BTW: those little suckers are really hard to pick up.
 
LOL I had one of those days a few months ago. I was neck sizing 300wm on a single stage and kinda zoned out a bit. I put my lubed case in the shell holder and decided to leave my finger in the press as I pulled the ram down. Ended up needing 10 stiches on my index finger and a month off from reloading.
 
Back in the days when I was a smoker, I got up one morning early to load some trap loads before going to the range. Still in the groggy waking up stage, I pulled out an 8 lb keg of Trap100 in preparation to fill my Mec powder bottle and had the sudden realization that I had a cigarette hanging from my mouth standing over and open powder keg. :what::eek:

Luckily nothing happened. Resolved then and there to never enter the reloading area with a lighter of even one cigarette.
 
Ahhh... the crap that we men do...

Like the time that I was emptying my powder throw back into the correct bottle and it stopped flowing into the funnel and I gave it "a little bitty tap and all at once spilled it all over my bench and my onlooking son who was about 3 at the time asked, "That was a accident?" And of course I told him, "No, I meant to to that".

I wonder if a woman has ever put on a maxi pad adhesive side up!

Cheers...
 
There's been a few times when no matter how careful I am I keep seating the primers sideways. Or when I'm charging cases and get more powder on my desk than in the case.
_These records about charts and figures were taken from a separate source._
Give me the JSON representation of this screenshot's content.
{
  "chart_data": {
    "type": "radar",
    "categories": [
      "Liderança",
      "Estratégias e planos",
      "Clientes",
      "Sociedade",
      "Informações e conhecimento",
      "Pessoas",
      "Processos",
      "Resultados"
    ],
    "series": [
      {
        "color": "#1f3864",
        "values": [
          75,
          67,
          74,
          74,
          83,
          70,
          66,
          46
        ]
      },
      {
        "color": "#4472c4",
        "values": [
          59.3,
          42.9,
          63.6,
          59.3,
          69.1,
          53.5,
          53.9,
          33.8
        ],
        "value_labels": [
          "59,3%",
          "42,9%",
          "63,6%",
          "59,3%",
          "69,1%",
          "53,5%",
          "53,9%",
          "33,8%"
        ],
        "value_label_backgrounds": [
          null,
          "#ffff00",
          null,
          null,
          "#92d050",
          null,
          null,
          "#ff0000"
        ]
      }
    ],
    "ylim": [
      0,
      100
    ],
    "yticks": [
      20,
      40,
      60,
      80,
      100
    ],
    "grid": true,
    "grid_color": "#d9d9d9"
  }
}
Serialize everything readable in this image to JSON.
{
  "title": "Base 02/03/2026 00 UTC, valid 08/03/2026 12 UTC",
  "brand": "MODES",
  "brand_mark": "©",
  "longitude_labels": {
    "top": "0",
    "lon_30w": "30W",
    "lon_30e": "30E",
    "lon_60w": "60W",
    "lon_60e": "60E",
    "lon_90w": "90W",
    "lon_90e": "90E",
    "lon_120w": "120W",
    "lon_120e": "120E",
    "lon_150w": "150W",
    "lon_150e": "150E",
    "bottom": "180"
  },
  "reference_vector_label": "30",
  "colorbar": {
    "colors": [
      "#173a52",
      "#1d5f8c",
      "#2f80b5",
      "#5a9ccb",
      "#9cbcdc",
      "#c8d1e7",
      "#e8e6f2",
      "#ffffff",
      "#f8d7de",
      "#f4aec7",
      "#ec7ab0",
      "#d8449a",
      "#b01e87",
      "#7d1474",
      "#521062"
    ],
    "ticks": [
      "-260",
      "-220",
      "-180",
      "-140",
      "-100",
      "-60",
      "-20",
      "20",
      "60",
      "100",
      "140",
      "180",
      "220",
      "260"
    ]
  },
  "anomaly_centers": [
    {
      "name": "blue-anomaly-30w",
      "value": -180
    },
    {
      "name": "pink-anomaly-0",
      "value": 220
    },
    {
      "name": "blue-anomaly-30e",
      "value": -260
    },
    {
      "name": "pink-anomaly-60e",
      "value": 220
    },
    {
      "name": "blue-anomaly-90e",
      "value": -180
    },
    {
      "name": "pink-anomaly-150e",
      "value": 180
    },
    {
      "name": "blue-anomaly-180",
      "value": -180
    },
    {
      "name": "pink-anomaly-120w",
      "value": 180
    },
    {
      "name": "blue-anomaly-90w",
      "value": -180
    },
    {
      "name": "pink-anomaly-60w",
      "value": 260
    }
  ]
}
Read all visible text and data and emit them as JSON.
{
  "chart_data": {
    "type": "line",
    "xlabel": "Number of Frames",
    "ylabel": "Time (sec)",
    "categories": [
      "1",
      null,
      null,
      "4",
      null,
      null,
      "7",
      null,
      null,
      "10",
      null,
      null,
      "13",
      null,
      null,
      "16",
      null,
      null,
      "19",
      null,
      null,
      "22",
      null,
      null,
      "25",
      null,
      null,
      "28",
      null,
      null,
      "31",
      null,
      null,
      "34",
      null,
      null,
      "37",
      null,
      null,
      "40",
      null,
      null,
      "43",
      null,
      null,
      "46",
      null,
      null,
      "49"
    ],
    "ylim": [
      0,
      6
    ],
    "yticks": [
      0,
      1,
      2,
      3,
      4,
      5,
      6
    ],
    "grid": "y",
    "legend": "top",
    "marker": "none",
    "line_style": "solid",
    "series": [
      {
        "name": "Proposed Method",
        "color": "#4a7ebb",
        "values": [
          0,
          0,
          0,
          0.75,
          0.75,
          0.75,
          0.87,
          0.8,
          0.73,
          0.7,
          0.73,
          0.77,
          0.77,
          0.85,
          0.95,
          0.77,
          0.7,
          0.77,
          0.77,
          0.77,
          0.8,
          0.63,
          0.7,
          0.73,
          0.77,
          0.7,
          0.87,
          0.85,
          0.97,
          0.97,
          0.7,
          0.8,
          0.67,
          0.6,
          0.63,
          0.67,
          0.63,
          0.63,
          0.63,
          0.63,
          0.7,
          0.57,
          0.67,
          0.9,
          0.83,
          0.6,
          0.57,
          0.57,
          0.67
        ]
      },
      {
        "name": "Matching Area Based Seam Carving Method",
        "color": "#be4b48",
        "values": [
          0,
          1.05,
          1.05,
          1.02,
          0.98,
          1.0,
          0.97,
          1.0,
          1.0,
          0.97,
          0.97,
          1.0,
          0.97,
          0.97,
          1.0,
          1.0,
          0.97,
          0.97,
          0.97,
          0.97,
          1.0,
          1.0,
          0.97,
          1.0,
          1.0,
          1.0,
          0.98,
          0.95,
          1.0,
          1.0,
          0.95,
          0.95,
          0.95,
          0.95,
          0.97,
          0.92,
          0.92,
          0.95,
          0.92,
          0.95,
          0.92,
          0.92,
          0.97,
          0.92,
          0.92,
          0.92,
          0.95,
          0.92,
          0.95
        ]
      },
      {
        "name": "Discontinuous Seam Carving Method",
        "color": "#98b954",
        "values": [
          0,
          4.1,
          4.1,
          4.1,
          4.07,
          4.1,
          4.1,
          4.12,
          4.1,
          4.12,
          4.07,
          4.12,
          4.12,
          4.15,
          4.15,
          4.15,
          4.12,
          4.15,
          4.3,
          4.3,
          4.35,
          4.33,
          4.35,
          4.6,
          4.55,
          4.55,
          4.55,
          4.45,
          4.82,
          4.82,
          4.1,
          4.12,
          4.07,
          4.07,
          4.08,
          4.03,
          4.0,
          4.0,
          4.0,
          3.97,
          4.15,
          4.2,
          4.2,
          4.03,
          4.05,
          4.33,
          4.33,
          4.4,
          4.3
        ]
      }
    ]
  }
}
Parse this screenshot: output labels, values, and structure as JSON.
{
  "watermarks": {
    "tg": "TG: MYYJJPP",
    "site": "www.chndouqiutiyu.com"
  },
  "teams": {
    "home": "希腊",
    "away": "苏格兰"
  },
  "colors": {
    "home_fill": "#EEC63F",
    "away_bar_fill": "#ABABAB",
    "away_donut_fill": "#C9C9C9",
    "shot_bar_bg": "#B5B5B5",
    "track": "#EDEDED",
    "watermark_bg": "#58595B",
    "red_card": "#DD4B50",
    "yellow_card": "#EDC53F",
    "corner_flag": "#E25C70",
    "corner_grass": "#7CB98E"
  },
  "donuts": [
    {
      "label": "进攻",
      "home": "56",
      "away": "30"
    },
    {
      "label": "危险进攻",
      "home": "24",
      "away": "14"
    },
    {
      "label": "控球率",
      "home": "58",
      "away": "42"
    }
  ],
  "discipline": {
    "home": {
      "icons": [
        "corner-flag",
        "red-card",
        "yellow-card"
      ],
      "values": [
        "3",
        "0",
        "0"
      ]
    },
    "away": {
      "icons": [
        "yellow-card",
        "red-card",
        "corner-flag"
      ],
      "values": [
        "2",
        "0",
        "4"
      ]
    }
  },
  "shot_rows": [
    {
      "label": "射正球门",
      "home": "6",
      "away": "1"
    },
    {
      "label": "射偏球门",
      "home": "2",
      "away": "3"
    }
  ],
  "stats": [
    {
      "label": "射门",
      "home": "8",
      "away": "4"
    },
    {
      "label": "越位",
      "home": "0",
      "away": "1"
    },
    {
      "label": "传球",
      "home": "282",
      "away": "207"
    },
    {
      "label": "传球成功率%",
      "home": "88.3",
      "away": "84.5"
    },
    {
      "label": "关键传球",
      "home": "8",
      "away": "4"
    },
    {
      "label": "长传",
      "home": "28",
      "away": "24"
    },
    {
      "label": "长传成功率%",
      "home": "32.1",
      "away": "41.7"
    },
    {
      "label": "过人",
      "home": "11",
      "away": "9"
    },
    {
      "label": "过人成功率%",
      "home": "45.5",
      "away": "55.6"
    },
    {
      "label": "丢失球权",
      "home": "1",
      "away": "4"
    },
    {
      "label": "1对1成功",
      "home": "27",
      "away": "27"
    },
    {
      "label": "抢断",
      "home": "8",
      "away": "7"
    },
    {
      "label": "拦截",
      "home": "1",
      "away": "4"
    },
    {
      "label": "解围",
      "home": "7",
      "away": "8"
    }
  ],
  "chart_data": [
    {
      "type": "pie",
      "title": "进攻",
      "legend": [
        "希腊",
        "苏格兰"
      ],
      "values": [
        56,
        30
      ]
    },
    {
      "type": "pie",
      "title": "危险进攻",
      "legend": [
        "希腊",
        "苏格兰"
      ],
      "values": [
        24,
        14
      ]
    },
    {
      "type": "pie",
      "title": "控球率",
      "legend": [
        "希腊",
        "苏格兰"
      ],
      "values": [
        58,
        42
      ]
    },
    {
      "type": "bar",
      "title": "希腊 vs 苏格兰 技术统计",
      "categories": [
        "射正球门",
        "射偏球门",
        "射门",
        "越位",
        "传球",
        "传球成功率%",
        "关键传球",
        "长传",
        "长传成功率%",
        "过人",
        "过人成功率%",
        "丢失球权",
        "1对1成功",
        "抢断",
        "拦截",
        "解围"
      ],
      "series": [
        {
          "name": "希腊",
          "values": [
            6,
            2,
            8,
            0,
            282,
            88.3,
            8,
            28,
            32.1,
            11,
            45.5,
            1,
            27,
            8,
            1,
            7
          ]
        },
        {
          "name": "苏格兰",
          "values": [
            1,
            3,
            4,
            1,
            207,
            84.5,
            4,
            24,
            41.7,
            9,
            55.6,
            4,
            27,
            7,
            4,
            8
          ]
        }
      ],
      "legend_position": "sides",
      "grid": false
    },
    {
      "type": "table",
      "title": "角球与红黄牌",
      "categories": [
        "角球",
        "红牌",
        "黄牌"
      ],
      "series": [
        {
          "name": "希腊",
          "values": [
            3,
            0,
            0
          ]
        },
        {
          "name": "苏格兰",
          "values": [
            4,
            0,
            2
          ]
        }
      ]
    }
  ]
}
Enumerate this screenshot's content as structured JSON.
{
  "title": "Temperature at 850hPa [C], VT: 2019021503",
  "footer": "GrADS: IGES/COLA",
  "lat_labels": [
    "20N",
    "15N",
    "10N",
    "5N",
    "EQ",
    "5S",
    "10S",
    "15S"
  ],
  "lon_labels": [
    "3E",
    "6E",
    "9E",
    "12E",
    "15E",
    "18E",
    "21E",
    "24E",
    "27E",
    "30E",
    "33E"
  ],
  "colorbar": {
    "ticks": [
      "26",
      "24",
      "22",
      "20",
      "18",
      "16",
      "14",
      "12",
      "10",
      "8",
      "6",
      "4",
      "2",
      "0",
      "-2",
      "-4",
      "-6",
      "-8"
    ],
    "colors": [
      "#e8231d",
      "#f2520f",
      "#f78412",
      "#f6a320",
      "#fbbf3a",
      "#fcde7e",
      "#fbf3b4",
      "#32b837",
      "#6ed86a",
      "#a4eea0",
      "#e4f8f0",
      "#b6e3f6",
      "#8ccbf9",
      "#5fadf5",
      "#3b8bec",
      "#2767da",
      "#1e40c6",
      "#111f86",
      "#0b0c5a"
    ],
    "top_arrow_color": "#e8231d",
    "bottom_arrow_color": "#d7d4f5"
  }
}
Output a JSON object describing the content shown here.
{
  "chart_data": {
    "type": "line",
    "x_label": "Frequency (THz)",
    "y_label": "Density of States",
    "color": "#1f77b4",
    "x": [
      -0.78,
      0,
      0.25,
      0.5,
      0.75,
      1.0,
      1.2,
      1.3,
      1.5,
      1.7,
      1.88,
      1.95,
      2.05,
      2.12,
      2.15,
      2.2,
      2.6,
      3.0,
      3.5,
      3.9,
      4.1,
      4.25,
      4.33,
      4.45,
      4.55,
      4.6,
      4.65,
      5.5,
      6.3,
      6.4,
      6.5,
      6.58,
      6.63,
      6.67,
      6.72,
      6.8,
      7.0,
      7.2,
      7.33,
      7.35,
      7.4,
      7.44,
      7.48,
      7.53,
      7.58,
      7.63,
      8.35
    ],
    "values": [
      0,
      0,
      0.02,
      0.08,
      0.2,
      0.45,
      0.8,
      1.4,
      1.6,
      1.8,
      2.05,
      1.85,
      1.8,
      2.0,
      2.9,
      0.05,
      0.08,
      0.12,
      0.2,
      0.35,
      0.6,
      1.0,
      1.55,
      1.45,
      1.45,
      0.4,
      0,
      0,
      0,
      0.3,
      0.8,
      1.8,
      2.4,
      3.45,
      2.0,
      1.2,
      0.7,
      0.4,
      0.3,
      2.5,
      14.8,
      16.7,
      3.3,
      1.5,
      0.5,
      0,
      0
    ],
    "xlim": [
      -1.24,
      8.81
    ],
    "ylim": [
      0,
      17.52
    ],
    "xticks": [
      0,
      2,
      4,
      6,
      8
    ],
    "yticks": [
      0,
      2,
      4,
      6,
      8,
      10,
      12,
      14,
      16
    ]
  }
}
My worst moment was when I was depriming cases on autopilot and this one case just wouldnt deprime, so I pushed on it harder and harder and swore at it. Finally I removed the case and looked at it, I was trying to deprime a berdan primed case.
 
any time i have had days like that i would pack it up and call it a day. or sometimes just take a break for an hour. Its life it happens
 
I had an old Jeep that had a 108" CB whip antennna on a honeycomb mount, that would swing wildly anytime I turned. My buddy asked what that "big 'ole floppy donkey **** was for" and thus the nickname of the Jeep became "Floppy D". It's not an ED reference or anything.